Facebook Beats Earnings Expectations The Same Day It Gets Hit With A $5B FTC Fine

Facebook’s stock dipped slightly on Wednesday morning after the Federal Trade Commission formally announced its $5 billion dollar fine over privacy violations.

But by the time Facebook reported its second quarter earnings after the bell, the stock had recovered and then some. Facebook is up 3.2% after beating expectations and raking in the ad revenue.

And that’s despite the fact that Facebook is far from finished on the regulatory front. In June, Facebook was informed by the FTC that it had opened an antitrust investigation into the company that’s separate from the multibillion-dollar fine it just levied. And in July the Department of Justice followed suit with its announcement of plans to beging an antitrust review of Facebook and other large online platforms.

But back to the balance sheet, total ad revenue was $16.6 billion, with mobile making up the lion's share at 94% of the overall, a 3% uptick year over year. Facebook set aside $2 billion from its revenue this quarter to pay the FTC’s you’ve-been-bad bill, combined with $3 billion last quarter.

Monthly active users clocked in at 2.4 billion at the end of June, an 8% year-over-year increase.

“Now we have a clearer path forward, not just in terms of product and the business, but in terms of guidance from regulators that set clear expectations and give us a foundation to build on,” CEO Mark Zuckerberg told investors.

He made similar points at a company-wide meeting in Menlo Park following the FTC’s announcement.

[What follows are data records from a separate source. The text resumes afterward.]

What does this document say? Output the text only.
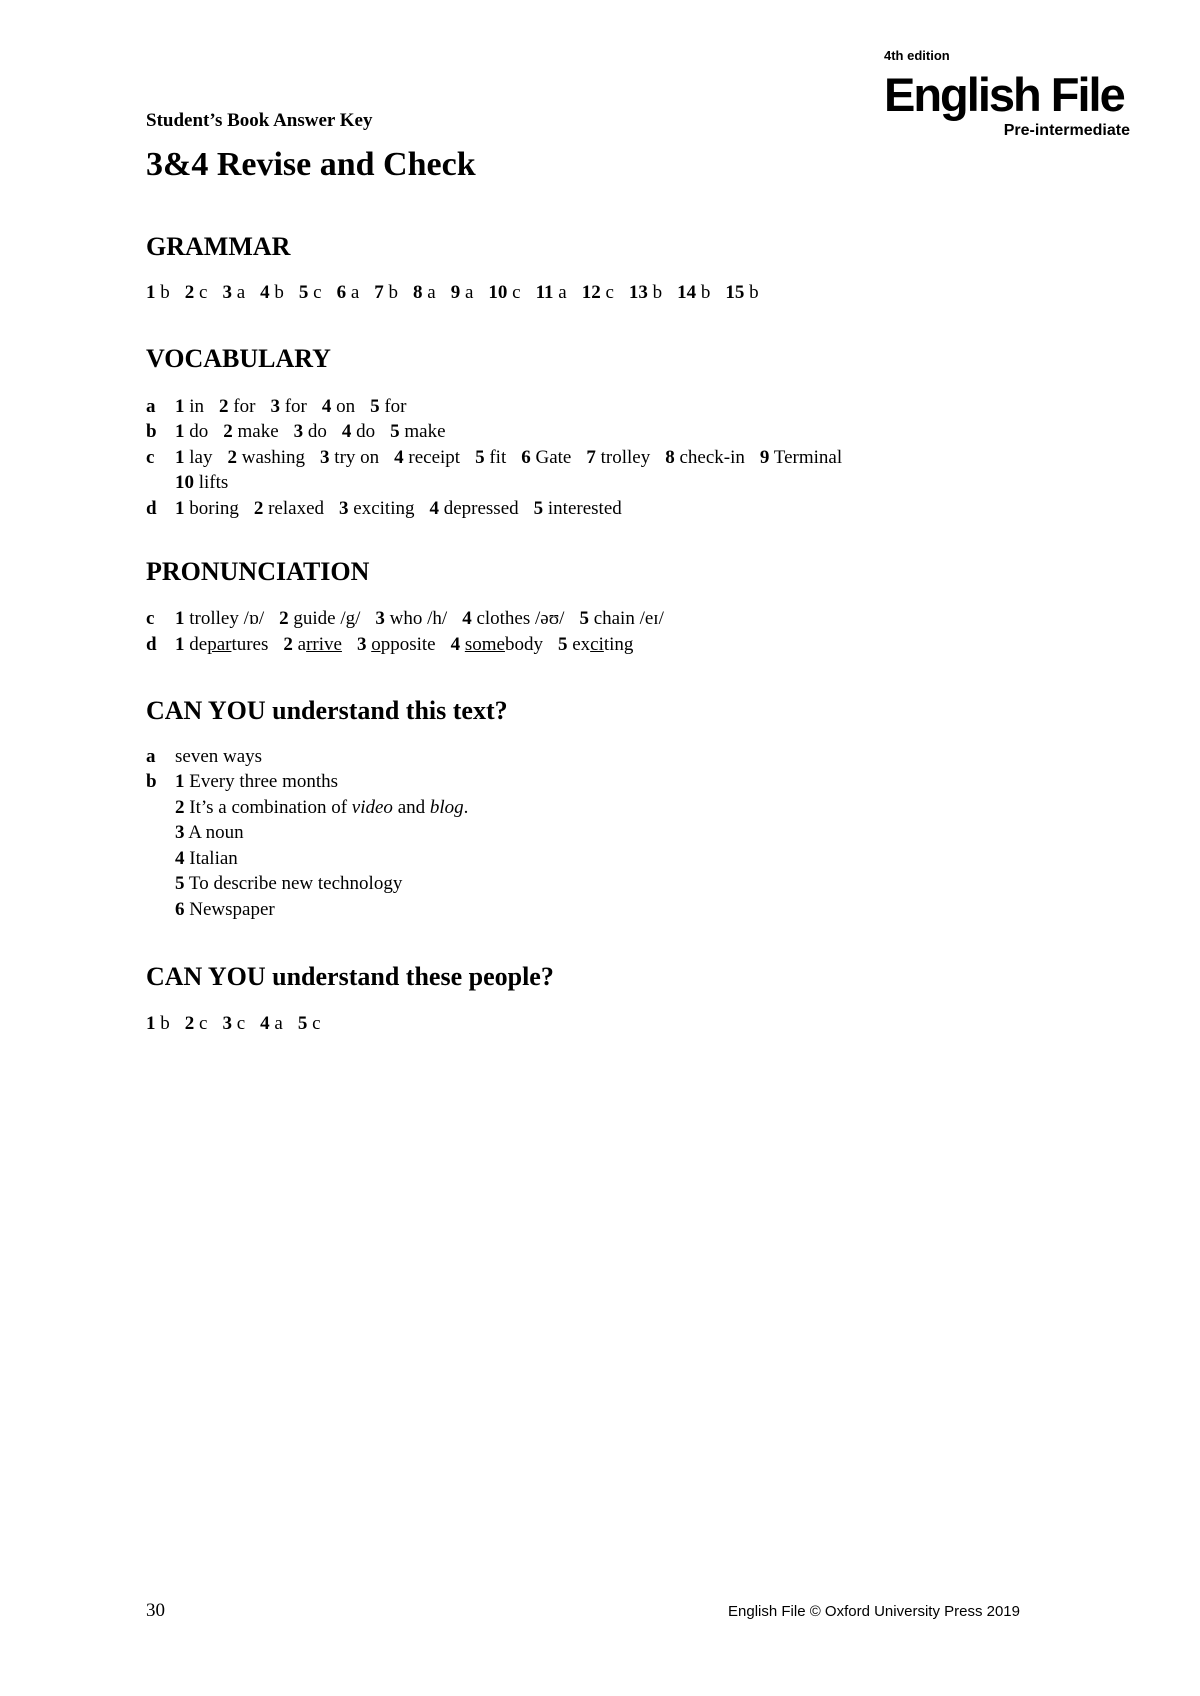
4th edition
English File
Pre-intermediate
Student’s Book Answer Key
3&4 Revise and Check
GRAMMAR
1 b 2 c 3 a 4 b 5 c 6 a 7 b 8 a 9 a 10 c 11 a 12 c 13 b 14 b 15 b
VOCABULARY
a 1 in 2 for 3 for 4 on 5 for
b 1 do 2 make 3 do 4 do 5 make
c 1 lay 2 washing 3 try on 4 receipt 5 fit 6 Gate 7 trolley 8 check-in 9 Terminal
10 lifts
d 1 boring 2 relaxed 3 exciting 4 depressed 5 interested
PRONUNCIATION
c 1 trolley /ɒ/ 2 guide /g/ 3 who /h/ 4 clothes /əʊ/ 5 chain /eɪ/
d 1 departures 2 arrive 3 opposite 4 somebody 5 exciting
CAN YOU understand this text?
a seven ways
b 1 Every three months
2 It’s a combination of video and blog.
3 A noun
4 Italian
5 To describe new technology
6 Newspaper
CAN YOU understand these people?
1 b 2 c 3 c 4 a 5 c
30	English File © Oxford University Press 2019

“We’re going to change the way that we operate across the whole company,” Zuck told employees. “We’re going to change how we build products, and if we don’t, we’re going to be held accountable for it … this is what accountability looks like.”

Although Facebook seems to be weathering the news of its fine fairly well and overall use of its services is up, DAUs were flat in Europe quarter over quarter at 286 million (although up from 279 million year over year).

The sequential stagnation could be linked to the General Data Protection Regulation and other privacy challenges.

Still, revenue is accelerating in Europe, just at a slower rate than in North America and APAC. Revenue in Europe was just over $4.1 billion this quarter, up from $3.3 billion this time last year, which CFO Dave Wehner attributes to “lapping GDPR implementation.”

But Wehner also reiterated, as he’s been warning for quite some time, that investors should expect revenue deceleration coming down the pike this year and into 2020 due to “ad targeting-related headwinds,” aka, regulations such as and including the GDPR rolling out across the globe, an increased focus on privacy among operating systems and Facebook’s own product changes as “we put privacy front and center.”

In particular, Facebook’s agreement with the FTC, which involves a major expansion and revamp of the company’s privacy programs, will require significant investment in compliance, additional personnel and technical infrastructure which, in turn, “will make some of our existing product development processes more time consuming, difficult and costly,” Wehner said.

At the same time, Facebook’s isn’t making as much money from some of its newer and fastest-growing formats compared with its core products. Although ad impressions increased by 33%, the average price per ad actually decreased 4% across Instagram Stories, Instagram feed and even the Facebook news feed.

The year over year decline is thanks to the ongoing mix shift toward Stories and geographies that monetize at lower rates, Wehner said.

“Even though we’re seeing good impression growth, these impressions are flowing through at a lower price point than the way growth was driven in the prior year,” he said.